Jazz Diary 杉田宏樹のジャズダイアリー
セブンオークスとコラボレートしている音楽評論家の杉田宏樹さんによる「ライブ・ダイアリー」です。
東京での初企画クラブ・ライヴ
2009年03月30日
大阪を拠点に活躍する清水ひろみは、ライヴ・ハウスを経営し、後進の指導にもあたっており、関西で一国一城を築いて久しいヴォーカリストだ。今夜は代々木NARUへの2度目の出演。ピアノ井上ゆかり、ヴァイオリン里見紀子との共演である。この2人は共演機会が多いが、清水とは今夜が初めて。以前、あるライヴのバックステージで挨拶したことが、今夜の共演に繋がったという。

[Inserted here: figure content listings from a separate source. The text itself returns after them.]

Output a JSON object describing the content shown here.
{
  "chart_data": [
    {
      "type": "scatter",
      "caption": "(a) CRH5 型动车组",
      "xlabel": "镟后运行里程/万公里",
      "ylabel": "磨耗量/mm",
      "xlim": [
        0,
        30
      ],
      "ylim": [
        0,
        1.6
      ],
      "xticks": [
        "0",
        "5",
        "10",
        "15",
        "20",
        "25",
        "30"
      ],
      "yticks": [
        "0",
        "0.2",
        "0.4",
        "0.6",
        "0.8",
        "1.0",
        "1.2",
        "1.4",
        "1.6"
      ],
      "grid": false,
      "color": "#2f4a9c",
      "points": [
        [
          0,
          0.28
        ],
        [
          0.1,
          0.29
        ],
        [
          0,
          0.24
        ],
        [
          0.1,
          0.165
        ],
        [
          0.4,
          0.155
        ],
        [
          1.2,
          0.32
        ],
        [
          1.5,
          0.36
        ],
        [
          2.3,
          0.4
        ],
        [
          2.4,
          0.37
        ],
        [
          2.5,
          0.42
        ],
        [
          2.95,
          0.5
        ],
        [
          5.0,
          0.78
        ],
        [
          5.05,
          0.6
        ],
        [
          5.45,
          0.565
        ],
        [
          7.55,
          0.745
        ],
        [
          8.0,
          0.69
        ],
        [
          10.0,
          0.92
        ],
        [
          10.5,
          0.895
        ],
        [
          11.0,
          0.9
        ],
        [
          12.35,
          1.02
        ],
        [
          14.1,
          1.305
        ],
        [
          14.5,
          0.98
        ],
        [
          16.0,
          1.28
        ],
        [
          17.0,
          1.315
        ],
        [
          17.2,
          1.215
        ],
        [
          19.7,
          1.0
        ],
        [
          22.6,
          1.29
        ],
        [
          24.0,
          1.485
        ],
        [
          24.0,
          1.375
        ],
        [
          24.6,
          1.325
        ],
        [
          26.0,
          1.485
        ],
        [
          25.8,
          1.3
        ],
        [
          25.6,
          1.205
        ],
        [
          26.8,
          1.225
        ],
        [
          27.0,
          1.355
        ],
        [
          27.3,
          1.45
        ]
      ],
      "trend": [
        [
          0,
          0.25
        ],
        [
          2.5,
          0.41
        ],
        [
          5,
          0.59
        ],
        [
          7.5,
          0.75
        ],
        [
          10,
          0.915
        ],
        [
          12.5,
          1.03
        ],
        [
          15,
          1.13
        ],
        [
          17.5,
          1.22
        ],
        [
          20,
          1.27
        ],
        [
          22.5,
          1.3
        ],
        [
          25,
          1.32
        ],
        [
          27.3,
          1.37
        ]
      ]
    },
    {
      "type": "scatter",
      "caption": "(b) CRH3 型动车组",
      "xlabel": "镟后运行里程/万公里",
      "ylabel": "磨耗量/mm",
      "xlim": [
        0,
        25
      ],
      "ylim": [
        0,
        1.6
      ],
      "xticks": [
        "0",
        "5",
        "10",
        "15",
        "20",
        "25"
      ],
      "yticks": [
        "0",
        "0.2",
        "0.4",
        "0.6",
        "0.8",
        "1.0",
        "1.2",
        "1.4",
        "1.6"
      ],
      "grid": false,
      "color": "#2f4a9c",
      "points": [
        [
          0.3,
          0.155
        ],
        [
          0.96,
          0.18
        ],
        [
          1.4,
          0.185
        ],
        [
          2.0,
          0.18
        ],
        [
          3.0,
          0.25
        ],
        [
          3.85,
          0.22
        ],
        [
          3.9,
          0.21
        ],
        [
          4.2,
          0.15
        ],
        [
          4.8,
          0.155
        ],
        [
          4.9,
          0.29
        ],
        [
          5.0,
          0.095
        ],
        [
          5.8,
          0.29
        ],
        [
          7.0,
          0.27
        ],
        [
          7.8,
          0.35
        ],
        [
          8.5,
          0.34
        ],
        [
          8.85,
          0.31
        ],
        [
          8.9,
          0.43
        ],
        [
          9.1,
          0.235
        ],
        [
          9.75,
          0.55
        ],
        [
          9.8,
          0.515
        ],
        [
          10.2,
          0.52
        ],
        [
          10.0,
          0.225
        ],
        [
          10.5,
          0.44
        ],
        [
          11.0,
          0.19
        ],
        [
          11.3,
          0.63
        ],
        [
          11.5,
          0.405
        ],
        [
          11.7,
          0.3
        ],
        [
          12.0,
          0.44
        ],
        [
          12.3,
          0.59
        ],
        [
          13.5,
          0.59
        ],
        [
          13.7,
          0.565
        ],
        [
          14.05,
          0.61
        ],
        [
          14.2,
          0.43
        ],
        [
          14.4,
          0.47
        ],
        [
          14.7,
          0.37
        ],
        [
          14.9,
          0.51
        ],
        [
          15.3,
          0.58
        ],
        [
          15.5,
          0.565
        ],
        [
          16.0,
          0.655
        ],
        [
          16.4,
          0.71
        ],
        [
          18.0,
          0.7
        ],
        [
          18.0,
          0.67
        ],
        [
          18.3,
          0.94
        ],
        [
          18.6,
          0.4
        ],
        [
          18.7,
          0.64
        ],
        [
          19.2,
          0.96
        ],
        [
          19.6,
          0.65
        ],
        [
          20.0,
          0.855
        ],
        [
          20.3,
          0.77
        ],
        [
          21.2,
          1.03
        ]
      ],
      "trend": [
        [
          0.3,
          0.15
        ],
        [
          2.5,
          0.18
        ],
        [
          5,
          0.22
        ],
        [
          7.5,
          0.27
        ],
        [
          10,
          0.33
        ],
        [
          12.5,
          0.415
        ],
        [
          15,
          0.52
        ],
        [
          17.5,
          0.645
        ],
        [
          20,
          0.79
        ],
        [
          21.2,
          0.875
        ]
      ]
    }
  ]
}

例えばトリオがバックの場合、3人のうちの2人が慣れた共演関係であれば、安定したサウンドが保証されるという定説にしたがえば、当夜の井上&里見は清水にとって、これ以上なく頼りがいのある共演者ということになろう。前回観た時の清水は怪我をして腕を吊っていたが、すっかり健康を取り戻した様子。でもこの初共演と、ジャズ関係者を含む多数の観客を前にして、やや緊張したような印象のステージだった。インスト・パートでは、井上と里見とのやりとりが聴きもの。今後の予定はわからないが、回を重ねるにしたがって、このトリオならではの表現性が深みを増していくと思った。